When running virtualised, address translation must walk both the guest page table and the extended page table. Things work as follows:
We have the virtual address targeted by the guest on the left. The guest page table is rooted in cr3. It contains a guest pseudo physical address, so we first need to translate it into a host physical address. So we need to walk the extended page table to figure out which physical page contains the root of the page table, which is level 4. Once we found it, it can be indexed with the most significant bits (bits 39 to 47) of the target address, which gives us the address of the next level page (3rd level) However that address is a guest virtual address, and we need to similarly transform it into a host physical one, so we walk the extended page table again
Rinse and repeat to find the 2nd level page, 1st level page, then the target data page. Which can finally be indexed by the least significant bits (0 to 11) of the target guest virtual address to find the byte the guest wants to load or store.
In the end, to walk the 2D page table, we had to do 24 memory accesses to load or store a single byte. That is compared to 4 memory accesses to walk a standard page table when we run non-virtualised. That’s a very high overhead, but remember that 95% of the guest memory access don’t need to go through this because they are hits in the translation cache. (the TLB – Transaction Lookaside Buffer).
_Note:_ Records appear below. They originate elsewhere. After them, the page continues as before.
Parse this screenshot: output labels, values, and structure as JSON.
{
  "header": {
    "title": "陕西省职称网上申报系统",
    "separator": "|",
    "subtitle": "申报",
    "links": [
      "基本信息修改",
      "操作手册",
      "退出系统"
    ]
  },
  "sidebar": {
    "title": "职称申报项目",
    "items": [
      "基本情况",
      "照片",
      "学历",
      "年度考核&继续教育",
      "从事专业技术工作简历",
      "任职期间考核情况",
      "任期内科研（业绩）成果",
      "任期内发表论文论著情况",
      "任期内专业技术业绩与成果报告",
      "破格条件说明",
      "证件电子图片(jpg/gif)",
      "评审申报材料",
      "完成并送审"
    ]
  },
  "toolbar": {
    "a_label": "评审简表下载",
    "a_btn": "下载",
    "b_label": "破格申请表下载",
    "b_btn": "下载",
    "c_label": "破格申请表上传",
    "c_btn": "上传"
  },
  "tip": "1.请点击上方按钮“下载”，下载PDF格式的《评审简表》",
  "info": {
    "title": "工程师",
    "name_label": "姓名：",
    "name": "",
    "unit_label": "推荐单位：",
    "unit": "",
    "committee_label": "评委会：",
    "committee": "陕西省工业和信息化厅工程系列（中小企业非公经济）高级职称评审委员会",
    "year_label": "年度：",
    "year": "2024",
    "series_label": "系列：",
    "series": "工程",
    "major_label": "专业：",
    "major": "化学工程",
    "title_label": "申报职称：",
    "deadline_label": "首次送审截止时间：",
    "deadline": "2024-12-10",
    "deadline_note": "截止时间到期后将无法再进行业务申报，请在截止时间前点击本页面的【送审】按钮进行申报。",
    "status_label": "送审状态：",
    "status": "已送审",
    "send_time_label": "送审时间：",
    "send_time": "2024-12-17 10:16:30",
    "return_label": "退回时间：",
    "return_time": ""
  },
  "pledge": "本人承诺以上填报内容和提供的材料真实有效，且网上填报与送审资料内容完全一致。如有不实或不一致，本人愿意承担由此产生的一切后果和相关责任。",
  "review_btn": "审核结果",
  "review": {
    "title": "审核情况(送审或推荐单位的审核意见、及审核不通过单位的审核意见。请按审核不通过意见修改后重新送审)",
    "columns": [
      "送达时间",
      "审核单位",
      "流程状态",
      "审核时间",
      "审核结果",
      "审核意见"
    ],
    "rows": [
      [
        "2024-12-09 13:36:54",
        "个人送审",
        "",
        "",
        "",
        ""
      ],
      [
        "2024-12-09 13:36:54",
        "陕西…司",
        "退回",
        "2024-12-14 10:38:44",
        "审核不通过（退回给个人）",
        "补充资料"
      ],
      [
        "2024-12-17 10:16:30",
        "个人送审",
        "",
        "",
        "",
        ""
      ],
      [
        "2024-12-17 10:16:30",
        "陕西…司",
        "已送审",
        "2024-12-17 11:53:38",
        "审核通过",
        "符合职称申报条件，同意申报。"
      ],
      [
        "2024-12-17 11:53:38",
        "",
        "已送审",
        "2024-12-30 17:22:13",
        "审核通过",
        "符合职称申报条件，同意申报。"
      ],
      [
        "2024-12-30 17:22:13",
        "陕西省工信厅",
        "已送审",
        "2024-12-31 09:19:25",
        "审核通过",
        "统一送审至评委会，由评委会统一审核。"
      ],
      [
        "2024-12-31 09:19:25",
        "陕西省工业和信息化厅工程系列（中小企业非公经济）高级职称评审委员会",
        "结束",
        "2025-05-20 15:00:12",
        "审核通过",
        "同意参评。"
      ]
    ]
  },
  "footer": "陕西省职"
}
Memory Virtualisation in KVM
KVM makes of course use of extended page tables to manage the VMs’ memory. Things work as follows:
The guest manages its own page tables, one per guest process, with minimal intervention from KVM.
Qemu lives in the host user space as a regular process.
Like every other process it has its own virtual address space.
Qemu makes a large call to malloc to allocates a large contiguous buffer that will be the guest’s pseudo physical memory.
In the host kernel lives the KVM module. It sets up and manages the extended page table that maps the guest pseudo physical addresses to the host physical memory.
Sometimes the Qemu process needs to read and write in the VM’s memory too, for example when virtualising I/O as we will see next. For that it can just read and write in that large area of virtual memory it allocated for the VM, and the page table of Qemu on the host will be used for the translation like any other host process.